Beshear reiterated that the outlook for fiscal year 2021 remains challenging. He said that although the road fund revenue posted a shortfall of $60.3 million, no cuts were being made to the state construction program due to lower spending and help from the federal Coronavirus Aid, Relief and Economic Security (CARES) Act. As stated by a news release, he emphasized that “successfully fighting to stop the spread of COVID-19 remains the most important component to safeguarding our economy.”

Unemployment insurance claims update

Amy Cubbage, general counsel of the Labor Cabinet, provided an update Monday on the state’s efforts to address the unprecedented number of unemployment insurance claims brought on by the pandemic.

There currently are approximately 68,000 initial claims waiting for resolution, though some significant percentage of those are duplicates. This includes 4,900 claims filed in March, 22,000 filed in April and 20,000 filed in May.

Of the 68,000 initial claims, approximately 63,000 have been investigated and are awaiting a written Notice of Determination.

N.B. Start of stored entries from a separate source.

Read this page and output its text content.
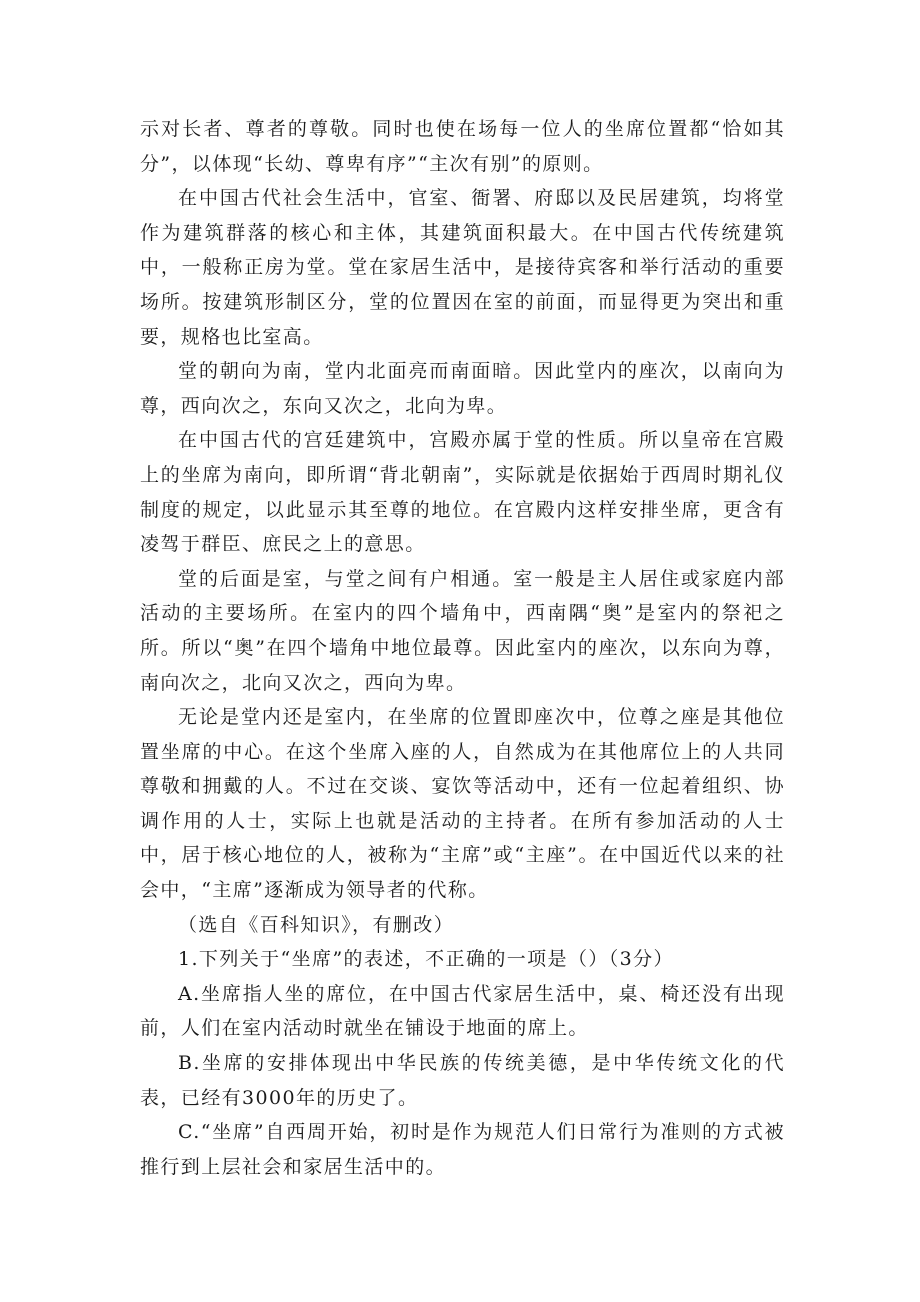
示对长者、尊者的尊敬。同时也使在场每一位人的坐席位置都“恰如其分”，以体现“长幼、尊卑有序”“主次有别”的原则。

在中国古代社会生活中，官室、衙署、府邸以及民居建筑，均将堂作为建筑群落的核心和主体，其建筑面积最大。在中国古代传统建筑中，一般称正房为堂。堂在家居生活中，是接待宾客和举行活动的重要场所。按建筑形制区分，堂的位置因在室的前面，而显得更为突出和重要，规格也比室高。

堂的朝向为南，堂内北面亮而南面暗。因此堂内的座次，以南向为尊，西向次之，东向又次之，北向为卑。

在中国古代的宫廷建筑中，宫殿亦属于堂的性质。所以皇帝在宫殿上的坐席为南向，即所谓“背北朝南”，实际就是依据始于西周时期礼仪制度的规定，以此显示其至尊的地位。在宫殿内这样安排坐席，更含有凌驾于群臣、庶民之上的意思。

堂的后面是室，与堂之间有户相通。室一般是主人居住或家庭内部活动的主要场所。在室内的四个墙角中，西南隅“奥”是室内的祭祀之所。所以“奥”在四个墙角中地位最尊。因此室内的座次，以东向为尊，南向次之，北向又次之，西向为卑。

无论是堂内还是室内，在坐席的位置即座次中，位尊之座是其他位置坐席的中心。在这个坐席入座的人，自然成为在其他席位上的人共同尊敬和拥戴的人。不过在交谈、宴饮等活动中，还有一位起着组织、协调作用的人士，实际上也就是活动的主持者。在所有参加活动的人士中，居于核心地位的人，被称为“主席”或“主座”。在中国近代以来的社会中，“主席”逐渐成为领导者的代称。

（选自《百科知识》，有删改）

1.下列关于“坐席”的表述，不正确的一项是（）（3分）

A.坐席指人坐的席位，在中国古代家居生活中，桌、椅还没有出现前，人们在室内活动时就坐在铺设于地面的席上。

B.坐席的安排体现出中华民族的传统美德，是中华传统文化的代表，已经有3000年的历史了。

C.“坐席”自西周开始，初时是作为规范人们日常行为准则的方式被推行到上层社会和家居生活中的。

“When someone loses a job and files an unemployment claim, it could be disputed or undisputed, and a claim could be disputed for multiple reasons,” said Cubbage. “The undisputed claims are obviously the easy ones. We can process those quickly and get payments out. But if a claim is disputed, federal law requires the Office of Unemployment Insurance to issue a formal, written adjudication of the dispute. That is a federal rule. We can’t waive that.”

Testing update

Responding to some reports that some seeking coronavirus testing still are being asked to provide a doctor’s order, administration officials reiterated that the Cabinet for Health and Family Services, Department for Public Health (DPH) issued an order removing any such requirement to receive a COVID-19 test.